Capital Markets

New Debt Issues Sink, while Junk Plunges

Investment-grade bond sales slide 7 percent in the first half; high-yield fall is 68 percent.
Stephen TaubJuly 1, 2008

The global credit crunch and economic downturn have cooled companies’ interest in bringing new debt issues to market — especially among firms with below investment-grade credit ratings.

Investment-grade bond sales in the first half of the year fell 7 percent, to $497.4 billion, the lowest level since 2006, according to Thomson Reuters data collected through June 26. U.S. high-yield bond sales, however, plummeted nearly 68 percent, to $30.7 billion from $95 billion a year earlier, according to the wire service. This was the biggest drop and the lowest level of sales since the first six months of 2000.

Not a good omen. That 2000 decline in sales preceded a U.S. recession that lasted from March to November 2001.

Of course, this year’s volume drop is being compared to the party-like atmosphere in early 2007, when private equity deals were raging before the sub-prime mortgage crisis put borrowers in a totally different mood.

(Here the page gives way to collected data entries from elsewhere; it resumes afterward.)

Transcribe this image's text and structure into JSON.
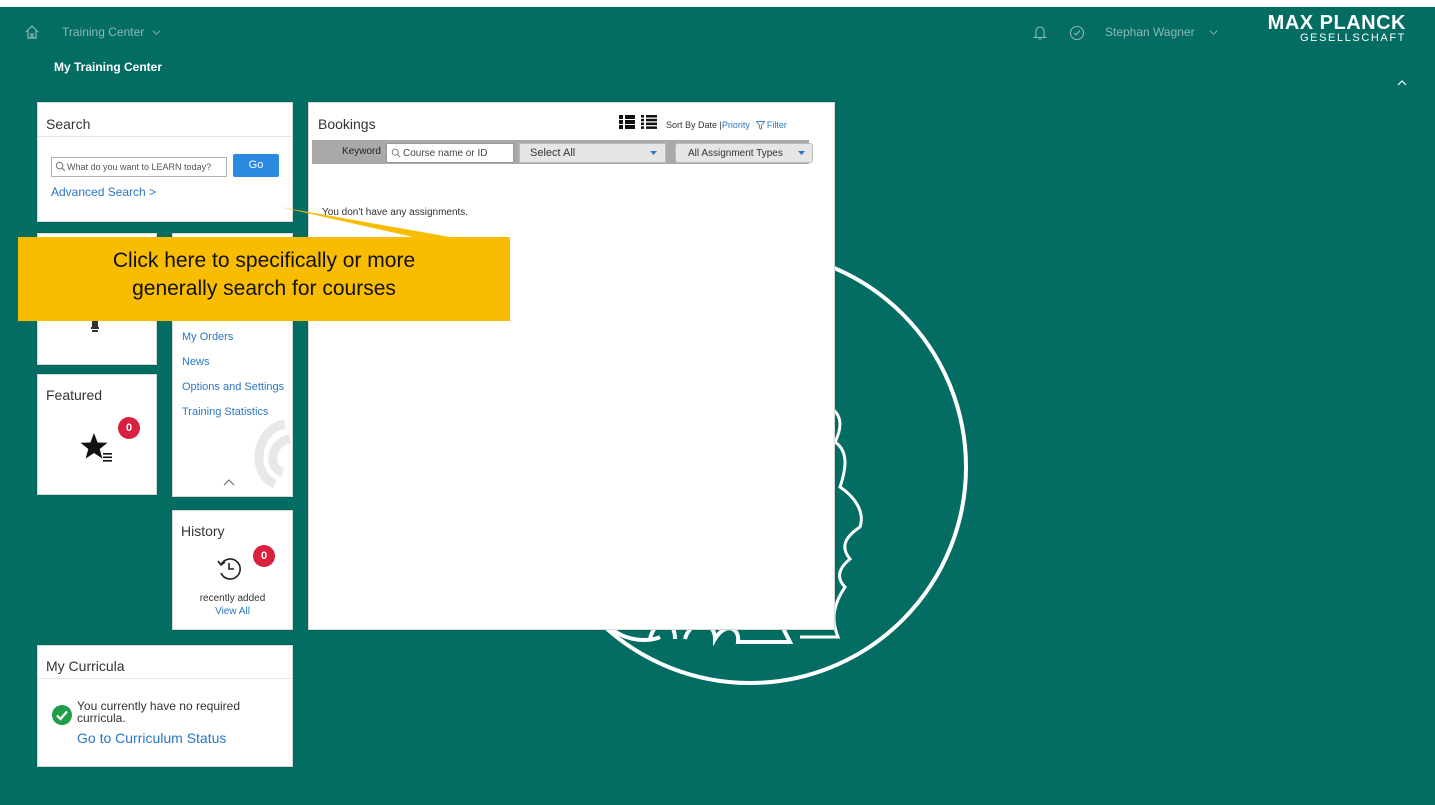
{
  "topbar": {
    "app_name": "Training Center",
    "user_name": "Stephan Wagner",
    "logo_main": "MAX PLANCK",
    "logo_sub": "GESELLSCHAFT"
  },
  "page_title": "My Training Center",
  "search": {
    "title": "Search",
    "placeholder": "What do you want to LEARN today?",
    "go_label": "Go",
    "advanced_label": "Advanced Search >"
  },
  "links": {
    "items": [
      "My Orders",
      "News",
      "Options and Settings",
      "Training Statistics"
    ]
  },
  "featured": {
    "title": "Featured",
    "count": "0"
  },
  "history": {
    "title": "History",
    "count": "0",
    "recent_label": "recently added",
    "view_all_label": "View All"
  },
  "curricula": {
    "title": "My Curricula",
    "message": "You currently have no required curricula.",
    "status_link": "Go to Curriculum Status"
  },
  "bookings": {
    "title": "Bookings",
    "sort_prefix": "Sort By Date | ",
    "sort_priority": "Priority",
    "filter_label": "Filter",
    "keyword_label": "Keyword",
    "keyword_placeholder": "Course name or ID",
    "select_all": "Select All",
    "assignment_types": "All Assignment Types",
    "empty_message": "You don't have any assignments."
  },
  "callout": {
    "line1": "Click here to specifically or more",
    "line2": "generally search for courses"
  },
  "colors": {
    "background": "#036c63",
    "callout": "#f8bd00",
    "link": "#2a77c5",
    "go_button": "#2a8ae0",
    "badge": "#d9203e",
    "success": "#1e9e4a"
  }
}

“We’re comparing this against the biggest rise last year in high-yield bonds, which was fueled by LBOs,” said Matthew Toole, an analyst at Thomson Reuters. “The credit crisis basically halted all sales of new bonds. It was prohibitively expensive for many issuers to come to market.”

It is no coincidence that the dearth of new debt deals is coming at the same time that investors are yanking money from the market. U.S. junk-bond mutual funds reported $651 million in net outflows in the week ended last Wednesday, the largest outflow of the year, Reuters noted, citing data from AMG Data Services. The outflow was about five times greater than the net redemptions of $134 million reported a week earlier.

Investors were probably well aware that in June, junk bonds registered the second worst performance of any major fixed-income category except municipal bonds, according to Reuters.

One ray of hope: last week global satellite company Intelsat priced $7.08 billion of junk bonds to help repay financing for its acquisition in February by BC Partners, Silver Lake and other equity investors, according to Reuters.